Since the first public release in 2017, GAMBIT has become the leading tool for large-scale parameter estimation studies within Beyond-the-Standard-Model physics, a research field studying new theories of physics at the subatomic level.
However, numerical exploration of models with many free parameters is a computational challenge common across many research fields. So through the support of the Advanced User Support framework, Senior Engineers Maiken Pedersen and Marcin Krotkiewski (the University Centre for Information Technology, University of Oslo), and GAMBIT Leader Anders Kvellestad (the Section for Theoretical Physics, University of Oslo), have developed GAMBIT-light — a lightweight version of GAMBIT for use in fields outside particle physics.
All physics-related code stripped away
Building on the modular design of the original GAMBIT code, in GAMBIT-light, all physics-related code has been stripped away while the core machinery of GAMBIT remains. Among other things, this includes features such as two-level parallelisation, a collection of highly efficient sampling and optimisation algorithms, logging, file output to multiple formats, and continuation of aborted jobs.
Users can easily connect their domain-specific target functions, in the form of C, C++, Fortran or Python libraries, to GAMBIT-light in a diskless manner and with no need for modification or recompilation of GAMBIT-light itself. This allows users to focus on their code while leaving the heavy optimisation task and bookkeeping to GAMBIT-light. Further, the GAMBIT-light code repository has been set up such that relevant developments in the main GAMBIT repository automatically propagate to GAMBIT-light, allowing the GAMBIT Collaboration to maintain and further develop GAMBIT-light with minimal overhead.

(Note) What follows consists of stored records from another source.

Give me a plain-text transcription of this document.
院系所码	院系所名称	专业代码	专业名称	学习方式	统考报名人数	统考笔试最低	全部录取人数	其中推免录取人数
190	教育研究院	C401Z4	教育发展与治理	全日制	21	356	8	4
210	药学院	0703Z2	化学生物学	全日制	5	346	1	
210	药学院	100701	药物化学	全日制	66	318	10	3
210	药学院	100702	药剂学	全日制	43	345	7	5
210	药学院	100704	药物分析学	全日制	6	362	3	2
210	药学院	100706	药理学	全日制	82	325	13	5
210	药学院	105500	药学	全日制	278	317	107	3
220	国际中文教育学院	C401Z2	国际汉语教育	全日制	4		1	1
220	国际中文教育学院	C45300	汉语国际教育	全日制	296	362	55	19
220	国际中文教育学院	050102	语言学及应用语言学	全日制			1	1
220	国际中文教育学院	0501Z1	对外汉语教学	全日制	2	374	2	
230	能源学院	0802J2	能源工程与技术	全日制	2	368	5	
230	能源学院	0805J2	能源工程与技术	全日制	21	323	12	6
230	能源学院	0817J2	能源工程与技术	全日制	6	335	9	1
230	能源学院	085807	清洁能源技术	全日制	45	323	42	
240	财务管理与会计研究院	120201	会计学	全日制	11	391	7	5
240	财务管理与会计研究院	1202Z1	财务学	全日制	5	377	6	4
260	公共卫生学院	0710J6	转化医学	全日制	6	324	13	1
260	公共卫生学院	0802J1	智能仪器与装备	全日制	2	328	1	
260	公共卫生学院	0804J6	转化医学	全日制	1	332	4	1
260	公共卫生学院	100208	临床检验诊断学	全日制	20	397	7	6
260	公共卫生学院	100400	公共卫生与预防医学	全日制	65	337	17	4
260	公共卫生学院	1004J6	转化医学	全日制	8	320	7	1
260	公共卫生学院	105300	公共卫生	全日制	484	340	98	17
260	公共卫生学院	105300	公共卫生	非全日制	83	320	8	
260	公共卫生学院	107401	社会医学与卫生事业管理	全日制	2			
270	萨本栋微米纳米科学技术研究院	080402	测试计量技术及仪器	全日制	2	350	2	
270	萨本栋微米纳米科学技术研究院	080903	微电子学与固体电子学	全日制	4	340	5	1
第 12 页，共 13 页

GAMBIT-light's Debut on GitHub and Its Role in Interdisciplinary Research
The first public version of GAMBIT-light will soon be available on GitHub. Among the first research projects to use GAMBIT-light will be the interdisciplinary project Pandemics, particles and parameter (s)paces, recently financed by the Faculty of Mathematics and Natural Sciences at the University of Oslo. This project is a collaboration between researchers at the National Institute for Public Health (NIPH/FHI) and the Section for Theoretical Physics at the University of Oslo. The aim is to tackle computational challenges common to both particle physics simulations and simulations of disease spread in populations by combining the capabilities of GAMBIT-light with the development of tailored regression algorithms.
About GAMBIT
GAMBIT is a global fitting code for generic Beyond the Standard Model theories, designed to allow fast and easy definition of new models, observables, likelihoods, and scanners, and to easily backend new physics codes.